I scanned the text of the ad, trying to find something in there that wasn’t true. There wasn’t anything, really. Fossick was a clever, smart jumper with good technique, she was easy to handle and straight-forward to ride, and showed promise for show jumping or eventing. I searched the words for an outright lie, but there wasn’t one. And yet…

“It just doesn’t sound like Fossick.”

Katy raised her eyebrows. “What would you have written?”

I shrugged, and she opened a blank document and shoved the laptop towards me. “You write her ad then.”

“I don’t know her well enough,” I hedged, sensing that I’d offended my friend.

“Write one for Squib, then.” Katy got up and went to the pantry to get some biscuits. “I’m making Milo, do you want one?”

“Sure.” I looked at the blank screen for a moment, then started typing.

14.2hh Connemara x Welsh Cob gelding, 6 years old.

That was the easy part. I muddled through the rest, being as honest as I could. Katy came back and read over my shoulder as the hot drinks heated in the microwave, and when I was done she shook her head at me.

“That is the worst For Sale ad I’ve ever read in my life.”

“What’s wrong with it?”

“Look at all these negative words. Strong. Wilful. Needs experienced rider.

“It’s true.”

“Yeah, but you don’t need to say it like that.”

“What would you put?”

Katy cracked her knuckles and sat down next to me, pulling the laptop back towards her and deleting everything I’d written after the first sentence.
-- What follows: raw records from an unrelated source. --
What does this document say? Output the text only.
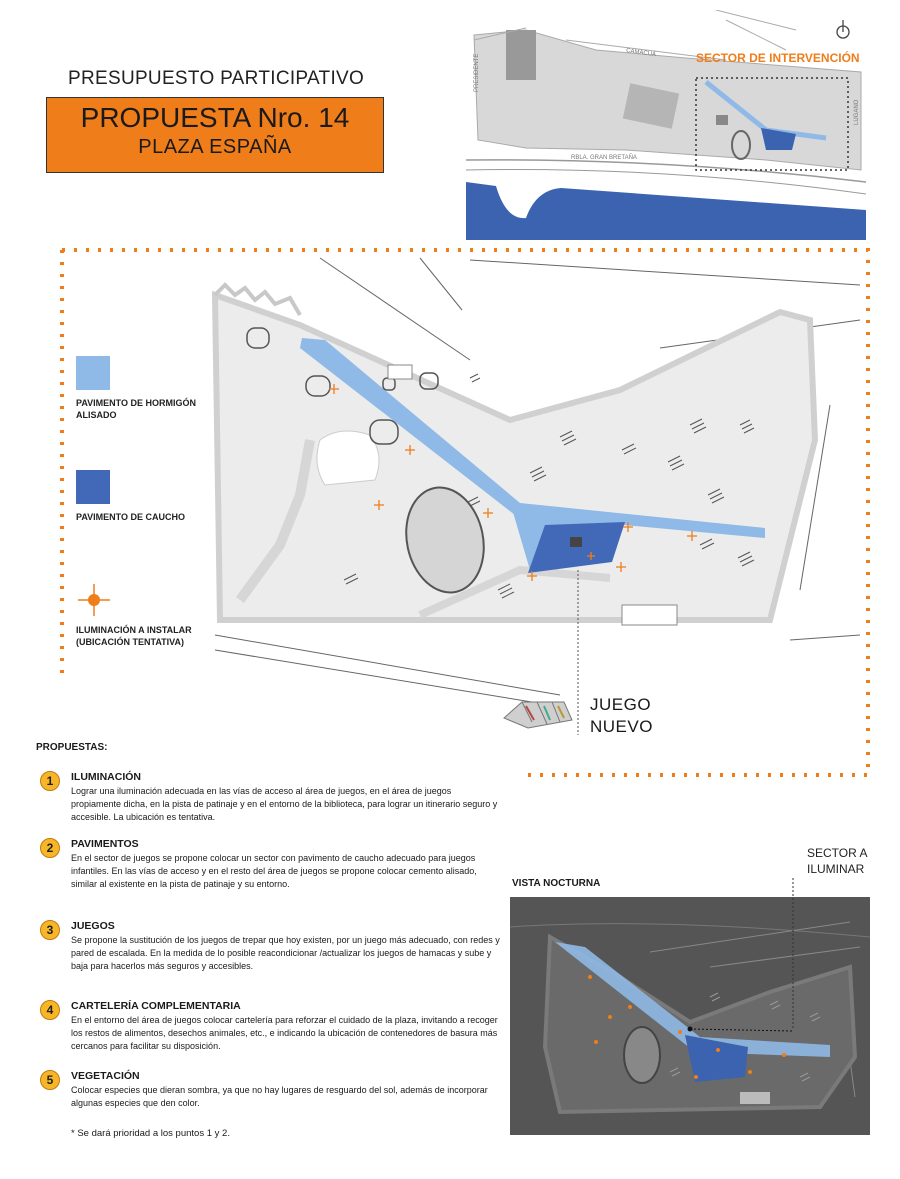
PRESUPUESTO PARTICIPATIVO
PROPUESTA Nro. 14
PLAZA ESPAÑA
CAMACUÁ
PRESIDENTE
RBLA. GRAN BRETAÑA
LUGANO
SECTOR DE INTERVENCIÓN
JUEGO NUEVO
PAVIMENTO DE HORMIGÓN ALISADO
PAVIMENTO DE CAUCHO
ILUMINACIÓN A INSTALAR (UBICACIÓN TENTATIVA)
PROPUESTAS:
1	ILUMINACIÓN
Lograr una iluminación adecuada en las vías de acceso al área de juegos, en el área de juegos propiamente dicha, en la pista de patinaje y en el entorno de la biblioteca, para lograr un itinerario seguro y accesible. La ubicación es tentativa.
2	PAVIMENTOS
En el sector de juegos se propone colocar un sector con pavimento de caucho adecuado para juegos infantiles. En las vías de acceso y en el resto del área de juegos se propone colocar cemento alisado, similar al existente en la pista de patinaje y su entorno.
3	JUEGOS
Se propone la sustitución de los juegos de trepar que hoy existen, por un juego más adecuado, con redes y pared de escalada. En la medida de lo posible reacondicionar /actualizar los juegos de hamacas y sube y baja para hacerlos más seguros y accesibles.
4	CARTELERÍA COMPLEMENTARIA
En el entorno del área de juegos colocar cartelería para reforzar el cuidado de la plaza, invitando a recoger los restos de alimentos, desechos animales, etc., e indicando la ubicación de contenedores de basura más cercanos para facilitar su disposición.
5	VEGETACIÓN
Colocar especies que dieran sombra, ya que no hay lugares de resguardo del sol, además de incorporar algunas especies que den color.
* Se dará prioridad a los puntos 1 y 2.
VISTA NOCTURNA
SECTOR A ILUMINAR
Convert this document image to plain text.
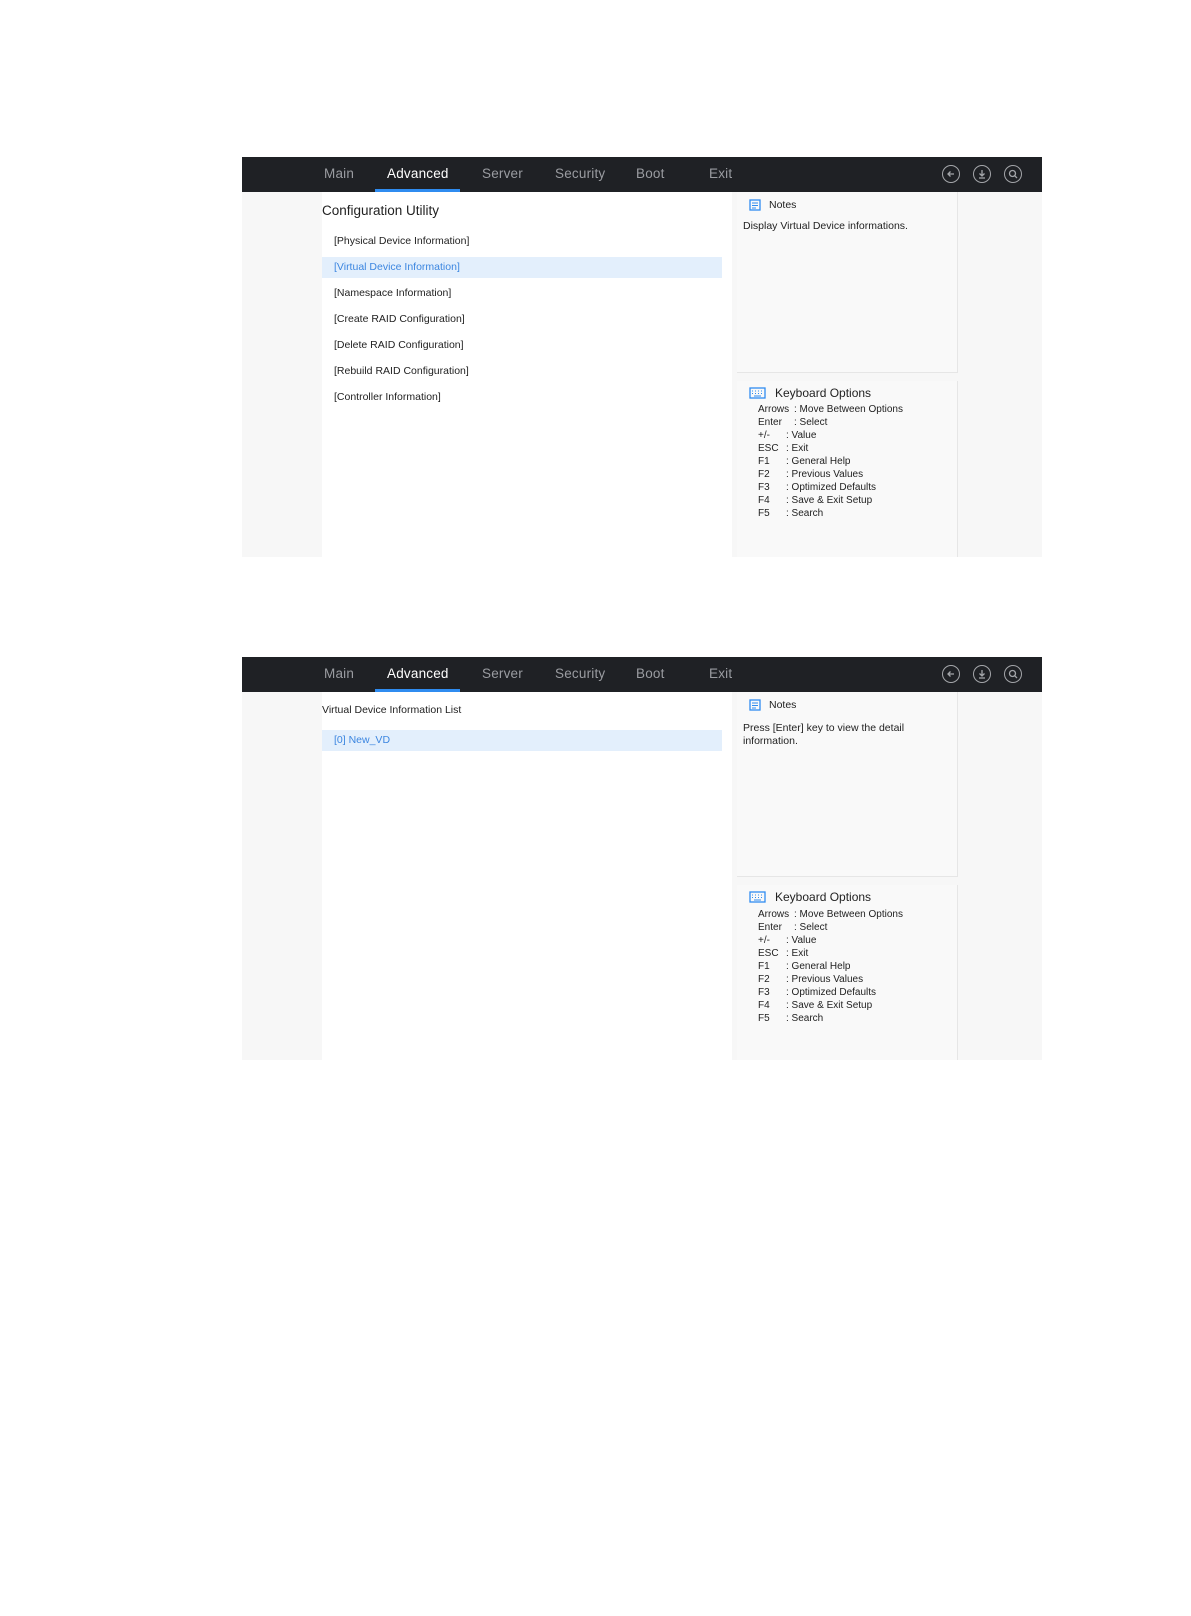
Main Advanced Server Security Boot	Exit
Configuration Utility
[Physical Device Information]
[Virtual Device Information]
[Namespace Information]
[Create RAID Configuration]
[Delete RAID Configuration]
[Rebuild RAID Configuration]
[Controller Information]
Notes
Display Virtual Device informations.
Keyboard Options
Arrows : Move Between Options
Enter : Select
+/- : Value
ESC : Exit
F1 : General Help
F2 : Previous Values
F3 : Optimized Defaults
F4 : Save & Exit Setup
F5 : Search
Main Advanced Server Security Boot	Exit
Virtual Device Information List
[0] New_VD
Notes
Press [Enter] key to view the detail information.
Keyboard Options
Arrows : Move Between Options
Enter : Select
+/- : Value
ESC : Exit
F1 : General Help
F2 : Previous Values
F3 : Optimized Defaults
F4 : Save & Exit Setup
F5 : Search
Amazing Grand Prix prospect with talent to burn, she typed. Huge scopey jump, exceptionally brave and honest. Winning easily at 1.05m with very limited outings, will go all the way to the top with the right rider. Fantastic to work with, 100% sound, straight and clean legs.
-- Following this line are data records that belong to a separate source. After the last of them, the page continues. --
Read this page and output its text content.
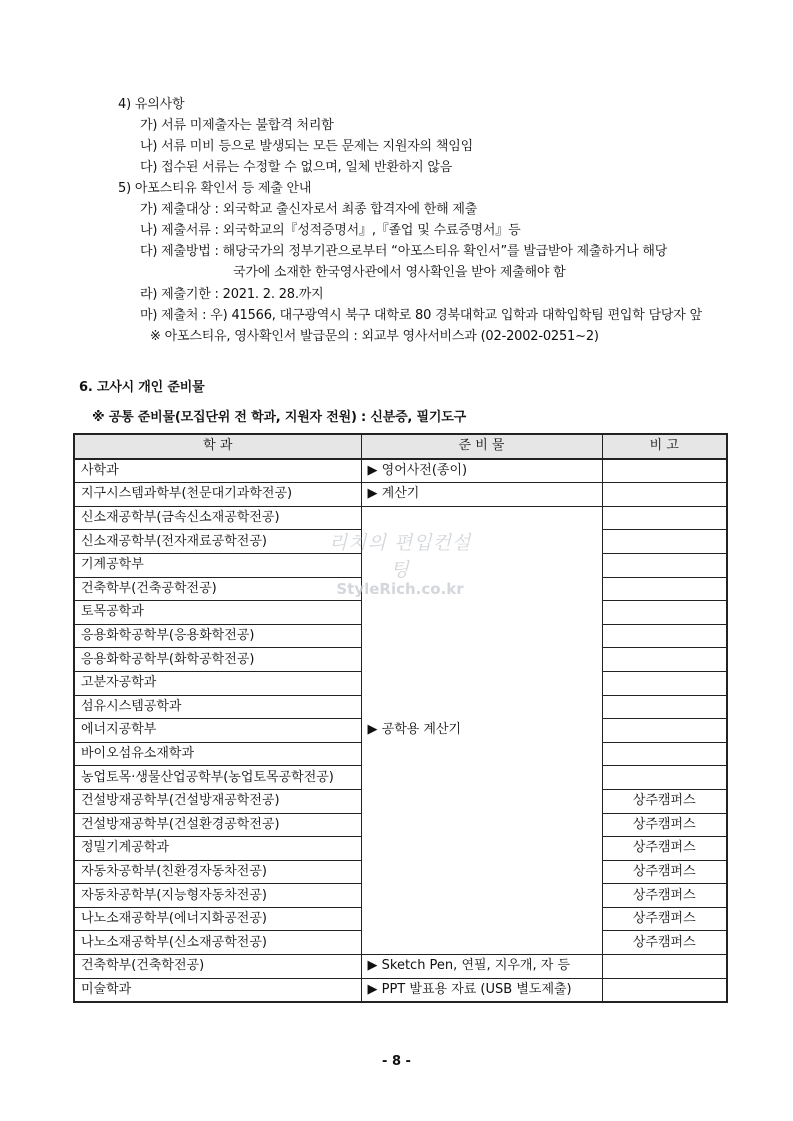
4) 유의사항
가) 서류 미제출자는 불합격 처리함
나) 서류 미비 등으로 발생되는 모든 문제는 지원자의 책임임
다) 접수된 서류는 수정할 수 없으며, 일체 반환하지 않음
5) 아포스티유 확인서 등 제출 안내
가) 제출대상 : 외국학교 출신자로서 최종 합격자에 한해 제출
나) 제출서류 : 외국학교의『성적증명서』,『졸업 및 수료증명서』등
다) 제출방법 : 해당국가의 정부기관으로부터 “아포스티유 확인서”를 발급받아 제출하거나 해당
국가에 소재한 한국영사관에서 영사확인을 받아 제출해야 함
라) 제출기한 : 2021. 2. 28.까지
마) 제출처 : 우) 41566, 대구광역시 북구 대학로 80 경북대학교 입학과 대학입학팀 편입학 담당자 앞
※ 아포스티유, 영사확인서 발급문의 : 외교부 영사서비스과 (02-2002-0251~2)
6. 고사시 개인 준비물
※ 공통 준비물(모집단위 전 학과, 지원자 전원) : 신분증, 필기도구
학 과	준 비 물	비 고
사학과	▶ 영어사전(종이)	
지구시스템과학부(천문대기과학전공)	▶ 계산기	
신소재공학부(금속신소재공학전공)	▶ 공학용 계산기	
신소재공학부(전자재료공학전공)		
기계공학부		
건축학부(건축공학전공)		
토목공학과		
응용화학공학부(응용화학전공)		
응용화학공학부(화학공학전공)		
고분자공학과		
섬유시스템공학과		
에너지공학부		
바이오섬유소재학과		
농업토목·생물산업공학부(농업토목공학전공)		
건설방재공학부(건설방재공학전공)		상주캠퍼스
건설방재공학부(건설환경공학전공)		상주캠퍼스
정밀기계공학과		상주캠퍼스
자동차공학부(친환경자동차전공)		상주캠퍼스
자동차공학부(지능형자동차전공)		상주캠퍼스
나노소재공학부(에너지화공전공)		상주캠퍼스
나노소재공학부(신소재공학전공)		상주캠퍼스
건축학부(건축학전공)	▶ Sketch Pen, 연필, 지우개, 자 등	
미술학과	▶ PPT 발표용 자료 (USB 별도제출)	
리치의 편입컨설팅
StyleRich.co.kr
- 8 -
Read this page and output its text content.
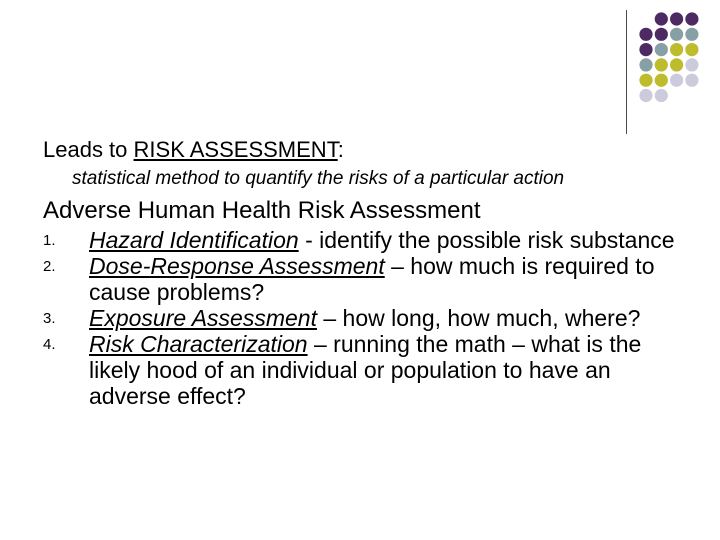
Leads to RISK ASSESSMENT:
statistical method to quantify the risks of a particular action
Adverse Human Health Risk Assessment
1. Hazard Identification - identify the possible risk substance
2. Dose-Response Assessment – how much is required to cause problems?
3. Exposure Assessment – how long, how much, where?
4. Risk Characterization – running the math – what is the likely hood of an individual or population to have an adverse effect?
She sat back in satisfaction as I stared at the ad. “That’s really what you’d write?”

“Yep. Then I’d put POA at the bottom and let them fight it out.”

“POA?”

“Price on application. Then they have no idea whether you want five or fifteen thousand, but when they ring up and ask about it, you just say that you’ve got heaps of interest in him and you’re actually thinking of maybe keeping him a bit longer because he’ll be worth heaps more in a few weeks with more mileage under his belt, and they start falling all over themselves to make you an offer, and the next thing you know you’ve got twenty-five grand in the bank for a pony that’s only ever been to a handful of shows in his life.”

I stared at her. “Wow. Is that really how it works?”

“Sometimes. Not always. Sometimes you get the ponies that you just can’t get rid of, like this ugly little chestnut thing I had last season which we basically gave away in the end because we were so sick of him. Or the ones that everyone wants but every time you get them ready to sell they injure themselves again, and every time you take them out it’s like Russian roulette whether or not you’ll have a sound pony at the end of the day. We had one like that. Managed to sell her eventually, after about six or seven stupid injuries that cost us loads in vet bills, and we let her go for a song because we just wanted rid of her while she was still sound. Of course she’s never been lame a day in her life with her new owners,” Katy lamented. “Typical.”

She got up to fetch our mugs of Milo as I scanned over the ad she’d written for Squib again.

“Do you really think Squib would sell for twenty five thousand dollars?”

Katy laughed. “Only if you were really lucky. Probably closer to eight in his current state, but give him a season and people will be lining up to pay you the big bucks for a pony like him. He could be a real money spinner for you,” she said cheerfully as she sat down on the couch and kicked her feet up onto the coffee table. “Now, what movie should we watch tonight?”